Hay making is a different process now using bigger machines and round bales but I am still on a mission to find a small square baler in action, I live in hope. I am lucky that in my area there are some farmers who are still using older tractors some over forty years old and still earning their keep daily on the farm. Photographing and videoing hay making or as it was known in my youth "hay time" is a favourite as you can be assured that if the machinery is working so is the weather. There is something about the distant sound of a mower or baler that makes you want to go and find them a see what is going on. Can't wait for it to be a small square baler.
the silage team
Silage in this area is now mainly carried out by contractors who have the biggest machines and can cover the ground quickly. This gives the farmer a better chance of making good quality fodder for the winter feed. I have not seen a trailed chopper in a long time and the Claas Jaguar is the forage harvester of choice in these parts. Photographing and videoing the silage team is generally hectic as there is so much going on but this does give a great variety of subject matter and a lot of big kit. Some of the silage team wrk I see is for the local Bio Plants, I must admit, a practice that I do do not fully grasp. There seems to be a lot of energy going into producing energy and that is not sustainable.
working vintage machinery
Photographs of vintage working tractors are very popular at the moment and there are so many around. Some are restored to show room condition where as others are as is, aged, a bit rusty but still working and ready for work. Many of them reside in back yards and garages owned by ex farm workers or ex would be farm workers who never got the chance to drive these tractors before they became vintage. I was lucky enough to have driven many of the models I see at the club events.

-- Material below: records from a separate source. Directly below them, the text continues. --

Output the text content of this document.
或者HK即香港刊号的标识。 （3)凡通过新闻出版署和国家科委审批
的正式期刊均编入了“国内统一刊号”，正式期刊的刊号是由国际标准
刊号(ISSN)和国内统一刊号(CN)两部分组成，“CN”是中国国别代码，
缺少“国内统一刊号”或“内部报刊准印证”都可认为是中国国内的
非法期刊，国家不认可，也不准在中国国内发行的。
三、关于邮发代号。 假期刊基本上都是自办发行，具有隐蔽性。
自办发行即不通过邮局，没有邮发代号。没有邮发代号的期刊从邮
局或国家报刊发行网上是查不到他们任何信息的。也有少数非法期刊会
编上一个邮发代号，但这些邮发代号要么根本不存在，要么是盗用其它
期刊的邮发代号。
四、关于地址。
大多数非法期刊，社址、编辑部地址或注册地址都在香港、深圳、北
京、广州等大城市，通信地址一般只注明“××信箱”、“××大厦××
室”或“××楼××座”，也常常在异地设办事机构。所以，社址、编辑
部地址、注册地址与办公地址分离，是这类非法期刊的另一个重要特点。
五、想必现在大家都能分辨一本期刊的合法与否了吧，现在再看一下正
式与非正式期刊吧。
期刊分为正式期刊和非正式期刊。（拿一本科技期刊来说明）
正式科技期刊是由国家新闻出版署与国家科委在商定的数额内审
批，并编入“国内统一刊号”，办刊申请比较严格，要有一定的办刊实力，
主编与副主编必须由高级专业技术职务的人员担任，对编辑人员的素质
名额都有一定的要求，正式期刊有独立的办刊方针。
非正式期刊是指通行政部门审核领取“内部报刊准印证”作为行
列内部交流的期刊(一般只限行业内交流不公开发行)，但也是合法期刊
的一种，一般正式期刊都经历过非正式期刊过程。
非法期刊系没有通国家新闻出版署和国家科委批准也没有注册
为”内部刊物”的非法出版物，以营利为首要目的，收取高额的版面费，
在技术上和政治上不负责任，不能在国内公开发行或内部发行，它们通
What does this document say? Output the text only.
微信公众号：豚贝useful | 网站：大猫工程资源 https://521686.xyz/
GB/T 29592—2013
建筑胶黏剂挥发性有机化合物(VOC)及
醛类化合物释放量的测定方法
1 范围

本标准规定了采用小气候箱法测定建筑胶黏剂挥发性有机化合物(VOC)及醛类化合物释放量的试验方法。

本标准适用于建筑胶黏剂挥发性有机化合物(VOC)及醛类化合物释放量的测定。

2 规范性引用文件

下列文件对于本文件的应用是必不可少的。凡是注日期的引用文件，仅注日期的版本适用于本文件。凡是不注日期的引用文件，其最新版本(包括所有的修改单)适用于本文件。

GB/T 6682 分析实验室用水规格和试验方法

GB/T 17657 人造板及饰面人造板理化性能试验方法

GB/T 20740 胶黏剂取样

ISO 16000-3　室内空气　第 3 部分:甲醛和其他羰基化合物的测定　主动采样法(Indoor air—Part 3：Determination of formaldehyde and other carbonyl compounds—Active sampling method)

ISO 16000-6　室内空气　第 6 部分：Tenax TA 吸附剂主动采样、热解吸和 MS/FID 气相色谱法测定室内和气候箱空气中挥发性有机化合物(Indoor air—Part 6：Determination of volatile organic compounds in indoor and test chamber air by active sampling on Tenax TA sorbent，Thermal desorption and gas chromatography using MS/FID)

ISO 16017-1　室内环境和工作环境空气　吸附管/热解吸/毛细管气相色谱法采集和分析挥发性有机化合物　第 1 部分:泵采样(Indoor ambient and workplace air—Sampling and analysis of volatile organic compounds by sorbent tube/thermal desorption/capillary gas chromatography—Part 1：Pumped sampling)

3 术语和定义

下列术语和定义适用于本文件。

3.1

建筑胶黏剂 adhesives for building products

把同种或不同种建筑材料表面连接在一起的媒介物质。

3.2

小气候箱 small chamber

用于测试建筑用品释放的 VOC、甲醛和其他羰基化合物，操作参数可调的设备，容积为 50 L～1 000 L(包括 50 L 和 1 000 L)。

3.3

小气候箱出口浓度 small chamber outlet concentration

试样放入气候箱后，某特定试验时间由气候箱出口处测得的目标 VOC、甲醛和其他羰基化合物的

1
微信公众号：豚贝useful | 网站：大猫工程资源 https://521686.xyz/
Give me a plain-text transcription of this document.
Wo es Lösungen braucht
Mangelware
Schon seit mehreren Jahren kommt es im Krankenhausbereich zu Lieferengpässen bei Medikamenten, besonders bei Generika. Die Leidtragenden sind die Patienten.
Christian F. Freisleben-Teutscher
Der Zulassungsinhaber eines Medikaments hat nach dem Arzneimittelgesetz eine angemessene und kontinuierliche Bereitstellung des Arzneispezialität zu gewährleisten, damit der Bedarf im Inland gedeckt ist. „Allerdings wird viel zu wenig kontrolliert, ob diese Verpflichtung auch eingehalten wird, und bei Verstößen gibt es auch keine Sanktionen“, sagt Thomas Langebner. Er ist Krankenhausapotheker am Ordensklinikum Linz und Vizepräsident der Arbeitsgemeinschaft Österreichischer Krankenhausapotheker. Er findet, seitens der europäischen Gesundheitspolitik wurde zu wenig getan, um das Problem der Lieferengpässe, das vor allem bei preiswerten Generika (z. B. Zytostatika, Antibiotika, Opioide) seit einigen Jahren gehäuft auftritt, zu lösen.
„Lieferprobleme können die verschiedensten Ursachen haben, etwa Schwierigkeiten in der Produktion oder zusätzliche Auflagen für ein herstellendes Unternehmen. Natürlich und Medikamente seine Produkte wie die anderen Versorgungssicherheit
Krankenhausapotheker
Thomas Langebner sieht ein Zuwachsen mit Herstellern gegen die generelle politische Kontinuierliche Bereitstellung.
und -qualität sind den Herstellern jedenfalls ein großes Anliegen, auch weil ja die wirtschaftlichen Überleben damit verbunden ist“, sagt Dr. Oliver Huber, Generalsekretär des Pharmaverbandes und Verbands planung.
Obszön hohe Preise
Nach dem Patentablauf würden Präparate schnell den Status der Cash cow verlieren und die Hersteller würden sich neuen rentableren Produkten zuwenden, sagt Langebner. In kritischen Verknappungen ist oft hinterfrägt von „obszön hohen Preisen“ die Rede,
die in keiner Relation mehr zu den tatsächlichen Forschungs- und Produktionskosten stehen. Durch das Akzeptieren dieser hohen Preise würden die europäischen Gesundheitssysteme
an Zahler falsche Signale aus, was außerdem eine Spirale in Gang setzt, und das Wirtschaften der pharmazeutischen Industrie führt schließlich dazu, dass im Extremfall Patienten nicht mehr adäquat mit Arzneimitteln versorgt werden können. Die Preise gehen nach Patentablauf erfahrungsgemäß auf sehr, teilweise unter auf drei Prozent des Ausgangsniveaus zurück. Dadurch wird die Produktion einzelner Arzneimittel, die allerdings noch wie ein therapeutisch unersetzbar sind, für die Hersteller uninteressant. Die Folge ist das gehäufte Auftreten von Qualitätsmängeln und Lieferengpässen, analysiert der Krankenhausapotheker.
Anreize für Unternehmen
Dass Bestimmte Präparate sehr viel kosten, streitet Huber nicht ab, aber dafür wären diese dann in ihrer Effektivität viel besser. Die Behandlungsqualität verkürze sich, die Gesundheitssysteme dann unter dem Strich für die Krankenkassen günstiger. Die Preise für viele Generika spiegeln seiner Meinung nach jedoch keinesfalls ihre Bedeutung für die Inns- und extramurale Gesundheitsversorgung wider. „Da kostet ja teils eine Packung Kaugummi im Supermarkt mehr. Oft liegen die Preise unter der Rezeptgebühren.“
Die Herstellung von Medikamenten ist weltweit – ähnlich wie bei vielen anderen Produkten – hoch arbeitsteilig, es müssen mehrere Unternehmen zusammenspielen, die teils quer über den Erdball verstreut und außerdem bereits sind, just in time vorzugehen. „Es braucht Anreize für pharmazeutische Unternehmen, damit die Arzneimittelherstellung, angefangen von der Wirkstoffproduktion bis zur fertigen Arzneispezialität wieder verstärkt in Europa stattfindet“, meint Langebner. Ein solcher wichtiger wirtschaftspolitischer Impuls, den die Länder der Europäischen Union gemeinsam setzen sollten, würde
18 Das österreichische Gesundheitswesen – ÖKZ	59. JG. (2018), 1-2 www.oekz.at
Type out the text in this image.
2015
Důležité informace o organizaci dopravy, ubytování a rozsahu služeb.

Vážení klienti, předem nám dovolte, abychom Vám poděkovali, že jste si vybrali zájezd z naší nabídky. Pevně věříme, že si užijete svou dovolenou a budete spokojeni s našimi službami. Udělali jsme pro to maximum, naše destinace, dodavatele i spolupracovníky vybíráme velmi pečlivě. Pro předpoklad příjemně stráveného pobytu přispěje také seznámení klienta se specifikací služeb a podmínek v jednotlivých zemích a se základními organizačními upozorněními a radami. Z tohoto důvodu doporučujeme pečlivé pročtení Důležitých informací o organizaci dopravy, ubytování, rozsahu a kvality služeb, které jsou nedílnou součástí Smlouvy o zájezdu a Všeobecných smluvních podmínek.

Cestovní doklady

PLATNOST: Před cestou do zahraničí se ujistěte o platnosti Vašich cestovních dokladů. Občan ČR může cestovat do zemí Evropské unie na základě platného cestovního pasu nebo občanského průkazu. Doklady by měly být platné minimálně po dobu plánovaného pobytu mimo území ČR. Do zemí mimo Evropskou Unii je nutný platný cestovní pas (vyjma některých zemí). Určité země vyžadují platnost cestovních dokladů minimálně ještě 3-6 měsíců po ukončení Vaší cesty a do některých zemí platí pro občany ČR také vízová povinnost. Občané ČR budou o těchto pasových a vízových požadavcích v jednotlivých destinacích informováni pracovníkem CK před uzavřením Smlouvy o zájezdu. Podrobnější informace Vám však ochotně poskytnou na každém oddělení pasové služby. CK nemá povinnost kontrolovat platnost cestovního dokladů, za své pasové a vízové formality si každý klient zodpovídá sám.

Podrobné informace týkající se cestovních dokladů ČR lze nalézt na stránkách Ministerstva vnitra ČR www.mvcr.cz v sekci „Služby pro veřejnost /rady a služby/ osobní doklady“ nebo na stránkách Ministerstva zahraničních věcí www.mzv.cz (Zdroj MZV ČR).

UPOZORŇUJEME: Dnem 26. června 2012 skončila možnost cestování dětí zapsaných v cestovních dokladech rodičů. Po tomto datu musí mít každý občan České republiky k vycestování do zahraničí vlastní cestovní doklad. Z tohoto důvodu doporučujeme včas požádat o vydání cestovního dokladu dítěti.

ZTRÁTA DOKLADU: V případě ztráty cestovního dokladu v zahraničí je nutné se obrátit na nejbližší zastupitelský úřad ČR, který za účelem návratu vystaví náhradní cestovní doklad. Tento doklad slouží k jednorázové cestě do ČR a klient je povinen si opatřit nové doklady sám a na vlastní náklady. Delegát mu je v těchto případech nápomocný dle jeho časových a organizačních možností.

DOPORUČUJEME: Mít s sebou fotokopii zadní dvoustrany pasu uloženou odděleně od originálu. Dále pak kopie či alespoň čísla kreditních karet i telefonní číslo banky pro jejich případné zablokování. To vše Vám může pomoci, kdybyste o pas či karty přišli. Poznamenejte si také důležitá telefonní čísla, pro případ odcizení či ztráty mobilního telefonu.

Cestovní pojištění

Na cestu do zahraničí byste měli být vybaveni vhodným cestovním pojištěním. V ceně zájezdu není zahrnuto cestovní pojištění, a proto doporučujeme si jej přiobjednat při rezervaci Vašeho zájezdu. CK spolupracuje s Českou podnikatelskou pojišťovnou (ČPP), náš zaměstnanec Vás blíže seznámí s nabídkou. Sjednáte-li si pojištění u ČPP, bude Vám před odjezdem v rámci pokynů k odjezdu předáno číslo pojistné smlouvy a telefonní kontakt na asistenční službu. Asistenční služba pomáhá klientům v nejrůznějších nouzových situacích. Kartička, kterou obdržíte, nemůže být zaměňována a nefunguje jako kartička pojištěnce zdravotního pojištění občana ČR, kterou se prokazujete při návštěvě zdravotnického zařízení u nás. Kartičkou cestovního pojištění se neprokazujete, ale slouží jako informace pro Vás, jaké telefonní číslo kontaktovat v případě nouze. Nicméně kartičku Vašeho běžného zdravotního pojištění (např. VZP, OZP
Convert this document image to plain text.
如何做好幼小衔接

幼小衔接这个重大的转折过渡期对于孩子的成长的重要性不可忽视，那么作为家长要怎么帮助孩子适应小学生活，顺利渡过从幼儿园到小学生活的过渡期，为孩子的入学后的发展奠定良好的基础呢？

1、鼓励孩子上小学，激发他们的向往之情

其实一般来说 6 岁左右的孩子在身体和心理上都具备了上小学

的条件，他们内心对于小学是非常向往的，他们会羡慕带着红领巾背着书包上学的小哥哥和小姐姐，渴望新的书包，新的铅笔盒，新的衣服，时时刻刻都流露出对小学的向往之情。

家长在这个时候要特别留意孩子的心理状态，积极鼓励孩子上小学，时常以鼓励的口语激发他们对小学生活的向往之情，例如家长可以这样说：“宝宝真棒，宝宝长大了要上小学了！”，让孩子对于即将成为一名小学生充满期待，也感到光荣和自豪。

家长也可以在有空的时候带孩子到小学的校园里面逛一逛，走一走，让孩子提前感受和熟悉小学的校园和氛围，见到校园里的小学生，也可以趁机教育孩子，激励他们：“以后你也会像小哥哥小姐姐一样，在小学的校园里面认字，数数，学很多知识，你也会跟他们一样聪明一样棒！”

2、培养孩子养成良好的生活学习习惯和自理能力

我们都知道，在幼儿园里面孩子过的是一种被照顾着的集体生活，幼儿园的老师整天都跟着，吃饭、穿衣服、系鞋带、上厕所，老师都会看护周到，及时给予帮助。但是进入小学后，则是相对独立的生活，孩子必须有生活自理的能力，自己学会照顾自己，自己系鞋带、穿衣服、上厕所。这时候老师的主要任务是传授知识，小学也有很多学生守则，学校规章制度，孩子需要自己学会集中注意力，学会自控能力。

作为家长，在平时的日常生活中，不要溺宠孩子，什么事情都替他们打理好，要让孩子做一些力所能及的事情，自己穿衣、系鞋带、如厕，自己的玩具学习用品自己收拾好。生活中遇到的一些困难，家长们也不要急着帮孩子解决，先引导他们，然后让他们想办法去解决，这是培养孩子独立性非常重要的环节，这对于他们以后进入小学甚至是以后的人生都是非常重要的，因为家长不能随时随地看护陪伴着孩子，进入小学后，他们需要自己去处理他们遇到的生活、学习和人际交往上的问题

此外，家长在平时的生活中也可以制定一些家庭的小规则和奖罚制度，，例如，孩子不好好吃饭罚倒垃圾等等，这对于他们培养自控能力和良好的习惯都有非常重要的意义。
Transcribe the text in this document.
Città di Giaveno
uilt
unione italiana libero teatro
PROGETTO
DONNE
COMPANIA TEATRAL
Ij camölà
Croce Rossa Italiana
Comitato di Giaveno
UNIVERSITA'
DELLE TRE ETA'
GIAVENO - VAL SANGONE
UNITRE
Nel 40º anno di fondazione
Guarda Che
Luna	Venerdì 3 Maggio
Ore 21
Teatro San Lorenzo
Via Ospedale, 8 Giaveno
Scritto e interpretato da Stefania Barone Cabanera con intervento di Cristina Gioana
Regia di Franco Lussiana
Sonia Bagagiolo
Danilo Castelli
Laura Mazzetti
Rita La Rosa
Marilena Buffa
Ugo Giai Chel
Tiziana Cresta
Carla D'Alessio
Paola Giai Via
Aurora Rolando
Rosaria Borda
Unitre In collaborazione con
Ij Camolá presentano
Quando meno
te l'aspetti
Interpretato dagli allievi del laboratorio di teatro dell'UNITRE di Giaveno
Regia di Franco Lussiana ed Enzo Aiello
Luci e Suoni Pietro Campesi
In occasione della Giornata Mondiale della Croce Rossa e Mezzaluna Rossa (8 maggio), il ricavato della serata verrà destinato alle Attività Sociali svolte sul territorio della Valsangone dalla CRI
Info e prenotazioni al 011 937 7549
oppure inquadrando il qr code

The first I ever drove at the age of 11 was a Massey Ferguson 35 but I think my favourite was the International B275 Which I first drove on a frosty February morning spreading muck.
farming in mono
Love it or hate it mono photography is often used to make an image look old or give the feel of times past, therefor you will often see it applied to steam engines and old stuff in general. In my mono photographs you will see that I apply the finish to all sorts of subject matter that I personally like, modern machines, old machines, landscape, buildings and whatever. The side effect I have noticed with photographing modern machines in mono is that when the colour of the machinery is taken away the identification of the subject is less immediate and leads the viewer to looking more closely at the photograph. Now that might be a load of bollocks but it has fleshed out this paragraph and goes towards my “Photographer talking shite” qualification.
farming in acrylic
I have painted and drawn in the past but I simply don’t have the inclination any more, but I do like creating art on the computer and that is what I do in this section. Depending on the final look you are trying to achieve the initial photo edit will be different from the norm. It has taken a while but I think it’s getting there. Acrylic is the look I am creating at the moment but back in the day when I had the easel out and donned the beret and smock, pastels was my medium of choice so I will be having a crack at that in the future. I do not consider subject matter to be important, if the photograph is well executed then it will convert to a farming in acrylic print.
Getting photographs of harvest is a time of patience and simply waiting for the weather. The problem being that up here in Northumberland and Durham is, starting in July and early July at that we have to suffer farmers in the south, and that includes Yorkshire, banging on about how well the harvest is going while we up here are looking at crops that have barely started turning yellow. Most farms I know have their own combine and there is a mixture of old and new and colours and brands. The livestock sector in this part of the country demands straw so a sizeable proportion is baled, some in round and some in large square bales and all moved off the field in quick order to allow the following operations to commence.
Taking photographs of sowing crops is mainly taking photographs of direct drilling. This practice does not require any initial cultivation, ploughing, discing etc. The seed is planted directly into the previous crops stubble. If time allows the previous stubble will be raked to disturb the slug eggs and encourage any weed seeds to chit. There are farmers who plough and cultivate and this gives me more to look at and photograph. When looking at the direct and conventional drills they doo look like complex pieces of kit but in reality apart from the electronics and air delivery on some models they still deliver the seed via a tube and coulter into the ground as in the Jethro Tull design of the early 1700s.